Selon lui, Karine Silla a été bien inspirée de "toujours mettre en lumière le contexte historique de cette héroïne en amont et en aval". 
 
"Karine Silla a écrit un roman historique dont le personnage est une héroïne de notre histoire qui a pris des dimensions panafricaines par le sort qui lui était réservé par le colonialiste", a-t-il souligné.
 
Il a rappelé que la résistance "civique inflexible" que "la dame de Kabrousse" avait opposée au colonisateur, au nom de sa communauté, était fondée "essentiellement sur les valeurs de sa culture". 
 
"Répondant à la voix qui lui a enjoint de se lever et de marcher, Aline a fait face, par le refus obstiné, à la force brutale, à l’humiliation des membres de sa communauté, au pillage de leurs biens, à la traitrise (…)", a détaillé Mamadou Talla.
 
Native de Kabrousse, elle avait été élevée par son oncle paternel à la mort de son père, et pour gagner sa vie, elle se rendit à Ziguinchor pour travailler comme docker. 
 
Elle se rendit ensuite à Dakar où elle trouve un emploi de bonne à tout faire.
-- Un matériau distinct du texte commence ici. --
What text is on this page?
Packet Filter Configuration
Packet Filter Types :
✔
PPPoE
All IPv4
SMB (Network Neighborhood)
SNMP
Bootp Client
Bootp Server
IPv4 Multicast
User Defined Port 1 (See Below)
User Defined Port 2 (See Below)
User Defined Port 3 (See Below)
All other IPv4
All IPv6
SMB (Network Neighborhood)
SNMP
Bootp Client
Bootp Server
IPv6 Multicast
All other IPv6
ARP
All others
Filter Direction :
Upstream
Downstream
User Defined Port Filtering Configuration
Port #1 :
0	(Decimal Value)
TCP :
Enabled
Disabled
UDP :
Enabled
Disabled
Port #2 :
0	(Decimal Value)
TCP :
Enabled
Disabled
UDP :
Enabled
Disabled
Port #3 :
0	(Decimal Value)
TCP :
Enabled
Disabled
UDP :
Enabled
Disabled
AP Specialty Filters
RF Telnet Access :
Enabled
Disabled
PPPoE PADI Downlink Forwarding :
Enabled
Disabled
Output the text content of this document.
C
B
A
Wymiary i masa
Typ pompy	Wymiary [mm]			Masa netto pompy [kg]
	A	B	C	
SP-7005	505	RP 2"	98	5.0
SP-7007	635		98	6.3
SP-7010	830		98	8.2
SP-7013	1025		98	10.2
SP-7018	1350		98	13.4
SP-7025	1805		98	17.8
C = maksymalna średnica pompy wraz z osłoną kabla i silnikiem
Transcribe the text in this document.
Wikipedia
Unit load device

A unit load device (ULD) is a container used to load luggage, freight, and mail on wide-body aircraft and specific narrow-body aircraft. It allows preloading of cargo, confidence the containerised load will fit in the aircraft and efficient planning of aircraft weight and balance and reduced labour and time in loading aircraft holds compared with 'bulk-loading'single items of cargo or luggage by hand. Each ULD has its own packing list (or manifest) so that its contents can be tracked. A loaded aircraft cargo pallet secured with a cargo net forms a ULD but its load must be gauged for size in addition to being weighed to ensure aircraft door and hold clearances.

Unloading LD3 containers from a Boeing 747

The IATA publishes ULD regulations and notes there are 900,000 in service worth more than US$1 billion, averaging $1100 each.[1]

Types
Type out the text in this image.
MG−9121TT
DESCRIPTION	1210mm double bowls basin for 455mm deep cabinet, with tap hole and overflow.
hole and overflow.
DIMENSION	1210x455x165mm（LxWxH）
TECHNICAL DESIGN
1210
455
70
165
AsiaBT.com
C’est à Dakar qu’elle eut la révélation de sa mission de libérer son peuple de l’administration coloniale, par des voix quasi-divines. 
 
Elle s’y était refusée dans un premier temps, puis décida de suivre ces voix et de revenir en Casamance. 
 
Aline Sitoë Diatta avait entraîné la population dans un mouvement de désobéissance civile avant d’être arrêtée et jugée par l’administration coloniale française, puis déportée à Tombouctou, au Mali, où elle meurt du scorbut en 1944, à l’âge de 24 ans.
 
Selon Karine Silla, le roman qu’elle a consacré à Aline Sitoë Diatta retrace la vie de l’héroïne "dans un contexte historique et sociologique". 
 
"Elle a donné sa vie pour le combat et la liberté que je n’aurais jamais le courage de faire", a fait valoir l’écrivaine franco-sénégalaise, dont la volonté de départ était de "construire au-delà des faits historiques un mythe par les figures imaginaires en vue de s’identifier" à son héroïne.
 
"Ce que je voulais insuffler dans ce roman, en dehors du contexte de qui était Aline Sitoe Diatta, c’est d’essayer d’arriver dans un état de conscience (...)" à partir duquel il serait possible de "rentrer en communication avec elle", a expliqué Karine Silla Perez.
 
"Quand on prend le soin de bien lire cet ouvrage, on se rend compte qu’au-delà de la personne qu’on pensait être une prêtresse, l’écrivaine a réussi à nous restituer un contexte historique bien documenté et bien fouillé, et nous devons la considérer avec du sérieux", a analysé le directeur du Livre, Ibrahima Lô.
 
M. Lô a fait part de sa satisfaction de savoir que cet ouvrage sera introduit dans les mois prochains, au programme de la formation des enfants, sur instruction du chef de l’Etat Macky Sall.
 
La directrice du mensuel "Intelligence Magazine", Amy Sarr Fall, présente cette cérémonie de présentation comme "une opportunité très enrichissante, mais aussi très stimulante, dans la mesure où le projet Book Club, à travers la dédicace du livre +Aline et les hommes de guerre+, a permis d’avoir l’adhésion de tous".
 
"Karine Silla nous a offert un récit époustouflant d’Aline Sitoë Diatta", a-t-elle soutenu, jugeant important pour chacun de croire en ses valeurs, ses propres héros, "avant d’aller chercher ailleurs".
 
Elle affirme que Karine Silla a parcouru "plus de 9000 pages d’histoire pour parler d’Aline Sitoë Diatta que beaucoup de personnes ignorent" et dont l’écrivaine retrace la trajectoire dans un roman de plus de 200 pages.